The path to continuous mRNA manufacturing 
Under the program, ReciBioPharm is responsible for the development of a GMP production train that can produce 0.5-40 g/day of RNA drug product (in vitro transcription [IVT] through fill–finish). “But the broader intent of this project is to advance RNA manufacturing far beyond what exists today in the realm of intelligent manufacturing,” explains Aaron Cowley, Chief Scientific Officer, ReciBioPharm. “So, while we are charged with developing a continuous process, we are layering in advanced process control via complex machine learning and inline process analytical tools. The result is a rapid, intensified manufacturing process from IVT through fill–finish that produces high-quality and better characterized lipid nanoparticle (LNP)-encapsulated xRNA in days—including analytical testing and product release. This is a drastic change from current batch processes which can take weeks to months to complete manufacturing and release testing.”

Cowley explains th​at​ there are distinct technical challenges in developing a continuous mRNA manufacturing process compared to continuous manufacturing processes for other APIs and drug products. “With small molecules or biologics, there are clearly defined quality attributes that have been established over decades of batch manufacturing and commercial production. In the ATMP [advanced therapy medicinal products) space, we are dealing with constructs that are vastly more complex and physically much ​larger​. The greater complexity and inherent variability of manufacturing nucleic acids requires a larger number of quality attributes compared to less complex modalities. The measurements, analytical tools and analytical development are far more complex than traditional CQAs [critical quality attributes] for biologics. Nucleic acids are a new modality, and there is not yet a consensus on characterization.  Due to the urgent need for vaccines during the COVID-19 pandemic, products were rushed to market without robust product definition. Currently established assays are offline and post-reaction. Our system brings eyes into the manufacturing line to provide real-time data with no process down time.” 

Cowley explains that the pilot system for the continuous mRNA project is designed to be indication-agnostic, but the intent is to bring this innovation to the broader ATMP space. “Within the next year, we will be able to manufacture GMP-grade messenger-, self amplifying-, circular- RNA drug products for personalized cancer vaccines, immunotherapies, gene therapies, preventive medicine, hot-zone infectious disease outbreaks, and for other endemic disease vaccines, such as flu vaccines.” 

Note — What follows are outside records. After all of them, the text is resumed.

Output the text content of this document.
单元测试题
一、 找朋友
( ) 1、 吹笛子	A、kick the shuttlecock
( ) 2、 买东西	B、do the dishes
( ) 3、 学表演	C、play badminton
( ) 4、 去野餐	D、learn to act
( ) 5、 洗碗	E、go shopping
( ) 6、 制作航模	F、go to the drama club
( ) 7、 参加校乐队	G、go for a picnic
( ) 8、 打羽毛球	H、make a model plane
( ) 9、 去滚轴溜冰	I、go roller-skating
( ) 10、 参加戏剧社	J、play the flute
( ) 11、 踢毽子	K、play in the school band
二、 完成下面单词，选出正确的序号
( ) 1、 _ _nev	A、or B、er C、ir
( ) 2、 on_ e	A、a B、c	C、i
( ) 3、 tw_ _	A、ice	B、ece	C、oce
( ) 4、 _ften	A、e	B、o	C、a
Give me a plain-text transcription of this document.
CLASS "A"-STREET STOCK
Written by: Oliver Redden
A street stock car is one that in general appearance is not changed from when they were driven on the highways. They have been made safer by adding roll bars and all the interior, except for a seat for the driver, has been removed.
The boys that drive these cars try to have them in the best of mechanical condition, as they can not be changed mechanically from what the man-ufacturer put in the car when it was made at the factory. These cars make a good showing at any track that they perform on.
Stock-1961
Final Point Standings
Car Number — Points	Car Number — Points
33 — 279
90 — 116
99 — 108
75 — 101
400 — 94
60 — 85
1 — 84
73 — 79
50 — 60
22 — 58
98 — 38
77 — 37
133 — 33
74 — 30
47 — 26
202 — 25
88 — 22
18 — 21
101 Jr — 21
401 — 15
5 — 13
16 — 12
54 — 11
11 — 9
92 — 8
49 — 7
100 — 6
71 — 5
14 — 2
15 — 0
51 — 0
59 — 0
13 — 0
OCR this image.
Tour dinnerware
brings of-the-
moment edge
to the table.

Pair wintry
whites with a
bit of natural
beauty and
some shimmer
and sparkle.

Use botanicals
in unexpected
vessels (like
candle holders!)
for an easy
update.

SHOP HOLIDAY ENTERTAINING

ReciBioPharm’s Cowley outlined what a continuous mRNA ​manufacturing​ process would entail. “[It] begins with digital process simulation—this software is built upon complex chemometric modeling, advanced analytic methods, and digital twins for each unit operation. It will generate optim​i​zed process parameters, assist in target formulation, and determine the manufacturability of the construct in real time without the need for expensive early-stage process development labor force, lab space, and equipment infrastructure,” he says. “If required, our system will be able to affirm simulations via scale-down studies or rapidly produce research-use-only (RUO) material for client use. From then on, rapid GMP manufacturing is possible via flexible equipment capable of producing GMP material for clinical or commercial scale demands. With continuous manufacturing, scaling is a factor of time (number of days), and not increasing volume through validating a whole large scale manufacturing train.”